Dawn Treader: DVD review
|REVIEWS - DVD REVIEWS|
You have returned for a reason ... your adventure begins now!
The third chapter in the Narnia series to receive the makeover treatment is a delightful yarn that sticks very closely to the book's narrative. The Chronicles of Narnia: The Voyage of the Dawn Treader is set three years after Prince Caspian, with the youngest of the Pevensie children, Edmund (Skandar Keynes) and Lucy (Georgie Henley) transported back to Narnia, along with new arrival, cousin Eustace (Will Poulter, Son of Rambow). Here they join the new King of Narnia, Caspian (Ben Barnes), where they are given the mission to rescue the seven lost lords, and save Narnia from the evil that is based on a dark island.
So begins a quest through uncharted waters that will require each of the children to resist temptations like beauty and power, and to conquer the darkness within them in order to defeat the threat to Narnia's people. The Chronicles of Narnia: The Voyage of the Dawn Treader had the 3D factor to wow audiences in cinemas, but it does not hinder the film in small screen format. (Just to state that the DVD edition isn't the 3D version.)
Liam Neeson returns as the voice of Aslan the lion; if I was to offer one criticism it would be that Liam / Aslan is very underused throughout. As with the previous Narnia films though, when he is on screen, the messiah-like feline steals the scene. What the film does offer instead is a very intriguing plot that feels more of an adventure, which will ultimately please its younger audience.
Another plus point is the addition of Poulter as Eustace, who steals the show with his tomfoolery, and who is made to see the error of his selfishness in a very creative way. I must say I was skeptical of Poulter's inclusion after seeing him in E4's School of Comedy, but his performance here is enough to erase that painful memory.
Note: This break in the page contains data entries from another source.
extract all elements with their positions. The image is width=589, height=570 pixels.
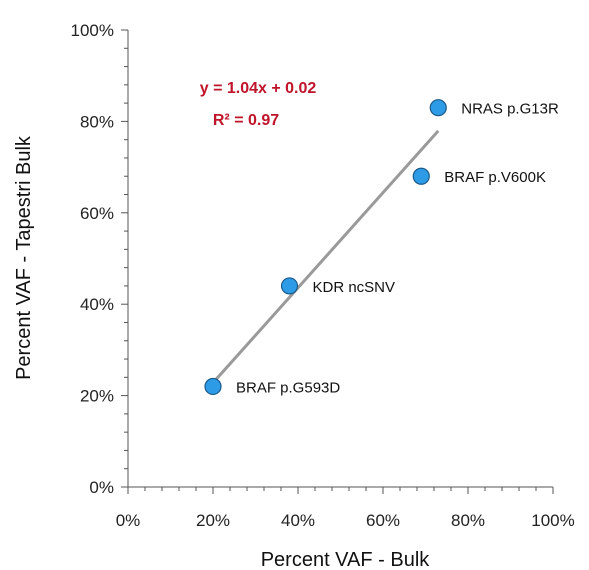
point-label: BRAF p.G593D <box>236 379 340 396</box>
y-tick-label: 40% <box>80 295 114 314</box>
y-tick-label: 100% <box>71 21 114 40</box>
x-tick-label: 100% <box>531 511 574 530</box>
equation-label: y = 1.04x + 0.02 <box>200 80 317 97</box>
x-axis-title: Percent VAF - Bulk <box>261 549 431 570</box>
r-squared-label: R² = 0.97 <box>213 112 279 129</box>
data-point <box>429 99 447 117</box>
axes <box>121 29 554 494</box>
y-tick-label: 20% <box>80 387 114 406</box>
point-labels: BRAF p.G593D KDR ncSNV BRAF p.V600K NRAS p.… <box>236 101 559 397</box>
point-label: BRAF p.V600K <box>444 169 546 186</box>
x-tick-label: 0% <box>116 511 141 530</box>
y-tick-label: 80% <box>80 112 114 131</box>
point-label: KDR ncSNV <box>313 279 396 296</box>
data-point <box>204 377 222 396</box>
x-tick-label: 40% <box>281 511 315 530</box>
x-tick-label: 80% <box>451 511 485 530</box>
y-tick-label: 60% <box>80 204 114 223</box>
data-points <box>204 99 447 396</box>
x-tick-label: 20% <box>196 511 230 530</box>
tick-labels: 0% 20% 40% 60% 80% 100% 0% 20% 40% 60% 80% 100% <box>71 21 575 530</box>
x-tick-label: 60% <box>366 511 400 530</box>
data-point <box>280 277 299 295</box>
point-label: NRAS p.G13R <box>461 101 559 118</box>
y-axis-title: Percent VAF - Tapestri Bulk <box>13 135 35 380</box>
trendline <box>211 129 440 384</box>
data-point <box>412 167 430 185</box>
y-tick-label: 0% <box>89 478 114 497</box>
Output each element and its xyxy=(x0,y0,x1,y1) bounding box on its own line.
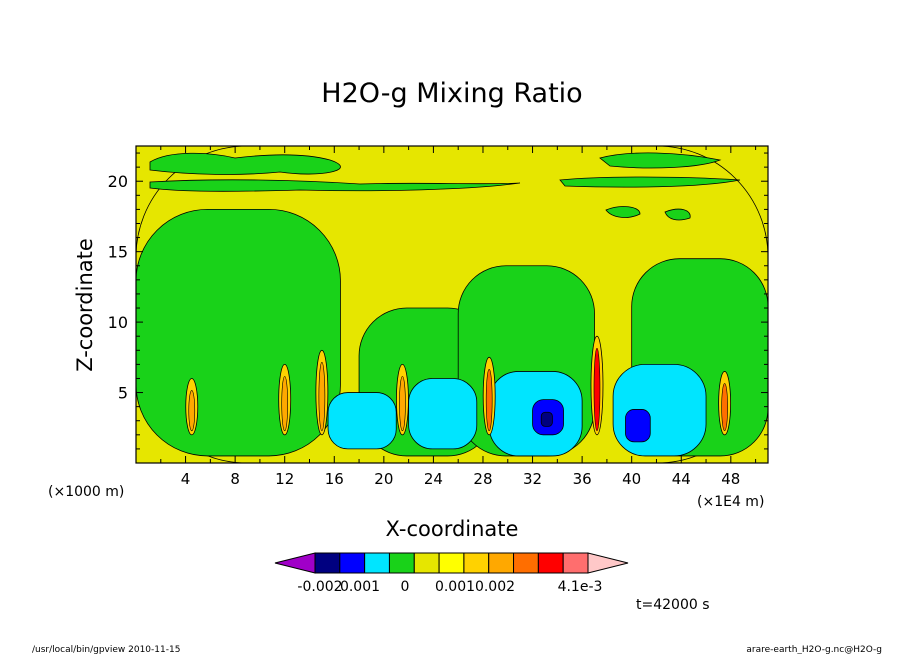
colorbar-label: -0.002 xyxy=(297,579,342,595)
x-tick-label: 12 xyxy=(275,470,294,488)
x-tick-label: 48 xyxy=(721,470,740,488)
contour-region-negative-mid xyxy=(625,409,651,443)
colorbar-swatch xyxy=(413,552,440,574)
upper-streaks xyxy=(149,152,741,221)
time-label: t=42000 s xyxy=(636,597,710,613)
colorbar-label: 0 xyxy=(401,579,410,595)
y-axis: 5 10 15 20 xyxy=(108,152,768,450)
y-tick-label: 15 xyxy=(108,243,128,262)
contour-region-zero xyxy=(136,209,341,457)
x-tick-label: 16 xyxy=(325,470,344,488)
x-axis: 4 8 12 16 20 24 28 32 36 40 44 48 xyxy=(160,146,757,488)
colorbar-label: 0.001 xyxy=(435,579,475,595)
colorbar-swatch xyxy=(339,552,366,574)
chart-title: H2O-g Mixing Ratio xyxy=(321,78,582,109)
plume-core xyxy=(485,369,493,432)
contour-region-negative-low xyxy=(408,378,478,450)
x-tick-label: 4 xyxy=(181,470,191,488)
contour-region-negative-high xyxy=(540,411,553,427)
x-tick-label: 24 xyxy=(424,470,443,488)
colorbar-label: 4.1e-3 xyxy=(558,579,603,595)
x-tick-label: 44 xyxy=(672,470,691,488)
colorbar-swatch xyxy=(537,552,564,574)
colorbar-label: 0.001 xyxy=(340,579,380,595)
x-tick-label: 20 xyxy=(374,470,393,488)
x-tick-label: 36 xyxy=(573,470,592,488)
plume-core xyxy=(318,361,326,432)
plume-core xyxy=(188,390,196,432)
contour-regions xyxy=(136,146,768,463)
footer-left-text: /usr/local/bin/gpview 2010-11-15 xyxy=(32,645,180,654)
x-axis-label: X-coordinate xyxy=(386,517,519,541)
colorbar-swatch xyxy=(463,552,490,574)
plot-frame xyxy=(135,145,769,464)
plot-field xyxy=(136,146,768,463)
x-tick-label: 40 xyxy=(622,470,641,488)
colorbar-swatch xyxy=(388,552,415,574)
contour-plumes xyxy=(185,335,732,436)
contour-region-negative-low xyxy=(327,392,397,450)
x-tick-label: 32 xyxy=(523,470,542,488)
colorbar-min-arrow xyxy=(274,552,316,574)
y-tick-label: 10 xyxy=(108,313,128,332)
x-unit-right: (×1E4 m) xyxy=(697,494,764,510)
colorbar-swatch xyxy=(314,552,341,574)
colorbar-swatch xyxy=(438,552,465,574)
x-tick-label: 28 xyxy=(473,470,492,488)
plume-core xyxy=(281,376,289,432)
y-tick-label: 20 xyxy=(108,172,128,191)
colorbar xyxy=(274,552,629,574)
colorbar-label: 0.002 xyxy=(475,579,515,595)
contour-region-negative-low xyxy=(612,363,707,457)
colorbar-swatch xyxy=(488,552,515,574)
plume-core xyxy=(593,347,601,432)
x-unit-left: (×1000 m) xyxy=(48,484,124,500)
footer-right-text: arare-earth_H2O-g.nc@H2O-g xyxy=(746,645,882,654)
y-axis-label: Z-coordinate xyxy=(73,238,97,372)
plume-core xyxy=(399,376,406,432)
colorbar-swatch xyxy=(513,552,539,574)
y-tick-label: 5 xyxy=(118,384,128,403)
colorbar-swatch xyxy=(364,552,390,574)
x-tick-label: 8 xyxy=(230,470,240,488)
colorbar-swatch xyxy=(562,552,589,574)
colorbar-max-arrow xyxy=(587,552,629,574)
plume-core xyxy=(721,383,728,432)
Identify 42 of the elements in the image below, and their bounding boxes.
Simon Pegg's animation rodent Reepicheep is in great form, with his constant battle of wits with Eustace providing comic relief, one of the highlights being Reepicheep teaching Eustace to sword fight. There is also the Lucy's sub-plot, and her insecurities about her appearance which works perfectly with green mist, and its ability to uncover a person's fears.
The action scenes are also fantastic and engrossing, with the highlight being an attack on the ship by a sea serpent as they approach the Dark Island. The scene is quite intense, and really benefits from the special effects. Those of us who can recall the BBC version certainly agree that is a much-needed improvement.
The scriptwriters (including Captain America's Christopher Markus & Stephen McFeely) streamlined the story, cutting down on the number of adventures by combining them. In the book the boat would drop anchor on a different island for each adventure; the film has more than one adventure on the same island and also cuts out some of the uneventful stops in the book to take on food and water.
What Voyage of the Dawn Treader does offer that its old incarnation didn't was a minor cameo from Ice Queen Jadis, who was killed off in The Lion, The Witch and the Wardrobe. As the children and Caspian battle the temptations of the green mist, the white witch returns briefly to tempt Edmund, who as you know from the first chapter has history with her. There are also biblical undertones throughout this Narnia tale, more so than the previous films, with Aslan's kingdom akin to heaven. Is Aslan God? We'll leave it up to you to decide.
To summarise: The Voyage of the Dawn Treader is a good, old-fashioned adventure film, with plenty to make one smile. With the recent announcement of 'The Magician's Nephew' as the next story to be adapted, it is safe to say if it is in keeping with the standards set here we're all in for a treat.
Extras: Unfortunately, the disc is quite scarce of added features with just audio commentary by Director Michael Apted and Producer Mark Johnson and a small number of deleted scenes.
The Chronicles of Narnia: Voyage of the Dawn Treader will be released on DVD April 8, 2011.